Analysis of Barriers to Early Access to Pediatric Palliative Care for People with Lysosomal Diseases

The PAL-LY-PRÉCOCE project aims to analyze the factors that influence early access to pediatric palliative care (PPC) for children with lysosomal diseases. Although PPC is now recognized as an essential component of the management of serious and progressive childhood diseases, its integration into care pathways is often delayed. This situation may limit the potential benefits of these services for children and their families, particularly in terms of quality of life, psychosocial support, and anticipating future needs.

In the specific context of lysosomal diseases—rare conditions characterized by significant clinical heterogeneity and complex disease trajectories—the conditions under which SPPs are introduced remain poorly documented. The project aims to explore the barriers and enablers that influence the timing of access to SPPs.

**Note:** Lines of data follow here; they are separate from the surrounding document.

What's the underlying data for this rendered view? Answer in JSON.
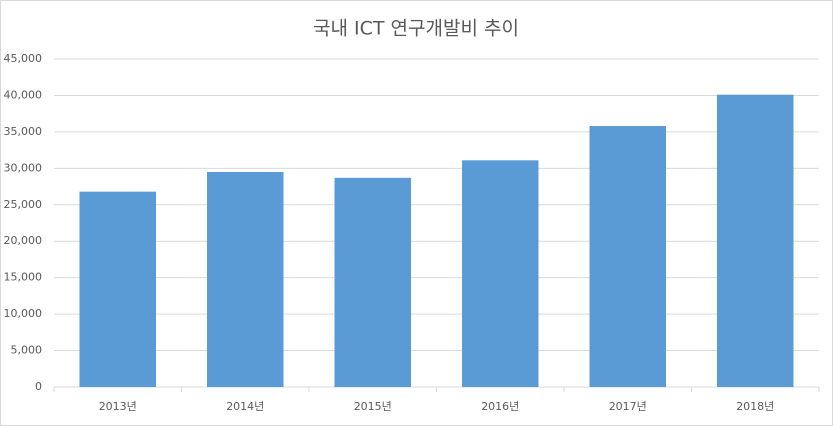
{
  "chart_data": {
    "type": "bar",
    "title": "국내 ICT 연구개발비 추이",
    "categories": [
      "2013년",
      "2014년",
      "2015년",
      "2016년",
      "2017년",
      "2018년"
    ],
    "values": [
      26800,
      29500,
      28700,
      31100,
      35800,
      40100
    ],
    "color": "#5b9bd5",
    "ylim": [
      0,
      45000
    ],
    "yticks": [
      0,
      {
        "value": 5000,
        "label": "5,000"
      },
      {
        "value": 10000,
        "label": "10,000"
      },
      {
        "value": 15000,
        "label": "15,000"
      },
      {
        "value": 20000,
        "label": "20,000"
      },
      {
        "value": 25000,
        "label": "25,000"
      },
      {
        "value": 30000,
        "label": "30,000"
      },
      {
        "value": 35000,
        "label": "35,000"
      },
      {
        "value": 40000,
        "label": "40,000"
      },
      {
        "value": 45000,
        "label": "45,000"
      }
    ],
    "grid": true
  }
}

The methodology is based on semi-structured interviews with patients, their family members, and/or caregivers (including siblings if deemed appropriate by the parents), specialists in lysosomal storage disorders, primary and specialized care professionals, and potentially members of associations such as VML. The interviews will be conducted in France (metropolitan France and the overseas departments and territories) with a sample of at least twenty interviews. The sample size will be adjusted based on data saturation, following the principle of thematic redundancy observed in the interviews (Guest, G., Bunce, A., & Johnson, L., 2006).

Data transcription may be performed using Copilot (to ensure data is retained within the CLB). The analysis of the collected data aims to identify the organizational, relational, and representational dimensions likely to influence how SPPs are offered, perceived, and utilized in the course of illness. The expected results should provide a better understanding of the barriers to the early integration of SPPs and identify avenues for improving practices and support systems.

By conducting a detailed analysis of professional experiences and practices, the project aims to contribute to the development of recommendations designed to promote earlier and more appropriate access to SPPs for children with lysosomal storage disorders and their families.